With the potential superiority of home administration without frequent hospitalization, apatinib can be used for patients with RR DLBCL, considering its favourable efficacy, manageable AEs, improved patient adherence, and economic effectiveness. Combination with chemotherapy or other targeted drugs, including anti-angiogenesis agents with different mechanisms,39 may be promising strategies to improve the anti-tumour effects of apatinib and reverse drug resistance.

Nevertheless, this study has limitations. Because it was single arm without a control group, the comparisons between apatinib and placebo in the same centre was not performed. However, several similar studies on other agents in RR DLBCL had provided sufficient data for comparison with respect to efficacy and safety.

Conclusion

Our study showed that home administration of apatinib has promising efficacy and tolerable AEs in patients with RR DLBCL. Further investigations of Phase III trials and combination therapy of apatinib with chemotherapy are warranted.

Data Sharing Statement

All patient data collected during the trial will be shared after deidentification. Other study-related documents, including the study protocol, data analysis plan, informed consent form, and analytic code will be made available.

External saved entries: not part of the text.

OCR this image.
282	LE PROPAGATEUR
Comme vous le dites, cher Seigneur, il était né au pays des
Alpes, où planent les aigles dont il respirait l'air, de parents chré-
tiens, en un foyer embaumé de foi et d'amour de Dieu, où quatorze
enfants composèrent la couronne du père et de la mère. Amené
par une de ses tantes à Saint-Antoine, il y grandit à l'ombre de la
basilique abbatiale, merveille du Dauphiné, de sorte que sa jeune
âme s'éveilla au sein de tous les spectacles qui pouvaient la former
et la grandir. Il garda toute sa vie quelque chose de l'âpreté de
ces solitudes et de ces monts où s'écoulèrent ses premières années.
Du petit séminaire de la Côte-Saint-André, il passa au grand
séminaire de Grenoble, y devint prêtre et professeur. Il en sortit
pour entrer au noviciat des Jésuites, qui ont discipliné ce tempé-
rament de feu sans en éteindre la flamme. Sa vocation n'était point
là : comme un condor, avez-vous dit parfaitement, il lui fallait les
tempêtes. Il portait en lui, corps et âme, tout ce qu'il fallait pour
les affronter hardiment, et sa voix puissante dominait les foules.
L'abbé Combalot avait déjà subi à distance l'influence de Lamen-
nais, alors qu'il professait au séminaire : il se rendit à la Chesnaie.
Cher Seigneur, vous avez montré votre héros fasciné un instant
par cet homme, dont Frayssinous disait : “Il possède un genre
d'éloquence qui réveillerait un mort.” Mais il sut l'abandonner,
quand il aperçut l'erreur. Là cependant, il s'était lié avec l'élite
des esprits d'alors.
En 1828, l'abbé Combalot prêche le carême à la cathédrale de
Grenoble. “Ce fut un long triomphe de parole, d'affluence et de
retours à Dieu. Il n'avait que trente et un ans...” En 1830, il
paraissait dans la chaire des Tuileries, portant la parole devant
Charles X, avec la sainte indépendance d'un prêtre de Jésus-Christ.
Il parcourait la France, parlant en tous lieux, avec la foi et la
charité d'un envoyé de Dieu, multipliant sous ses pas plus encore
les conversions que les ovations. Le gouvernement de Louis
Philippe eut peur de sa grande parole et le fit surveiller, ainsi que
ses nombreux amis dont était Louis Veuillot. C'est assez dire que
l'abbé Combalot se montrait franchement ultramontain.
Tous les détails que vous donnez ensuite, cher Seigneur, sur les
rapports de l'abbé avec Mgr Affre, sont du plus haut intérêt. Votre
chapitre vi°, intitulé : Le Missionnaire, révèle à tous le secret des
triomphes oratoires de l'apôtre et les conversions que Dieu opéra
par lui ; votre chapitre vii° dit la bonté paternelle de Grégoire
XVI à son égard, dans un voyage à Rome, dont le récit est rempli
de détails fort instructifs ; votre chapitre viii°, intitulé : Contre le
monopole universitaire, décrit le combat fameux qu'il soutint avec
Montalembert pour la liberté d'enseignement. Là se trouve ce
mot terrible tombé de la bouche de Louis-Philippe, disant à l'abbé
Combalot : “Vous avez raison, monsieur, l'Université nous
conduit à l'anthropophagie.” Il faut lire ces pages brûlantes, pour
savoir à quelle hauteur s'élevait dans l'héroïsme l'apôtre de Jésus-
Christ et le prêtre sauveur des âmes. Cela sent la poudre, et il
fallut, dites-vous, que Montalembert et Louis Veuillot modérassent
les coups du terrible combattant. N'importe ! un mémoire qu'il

Proposals for data access should be directed to [email protected]. Once approved, the data will be sent through email. The data will be made available from 3 to 36 months following article publication.

Acknowledgments

This study was supported by the National Natural Science Foundation of China (No. 81570203).

Disclosure

The authors report no conflicts of interest in this work.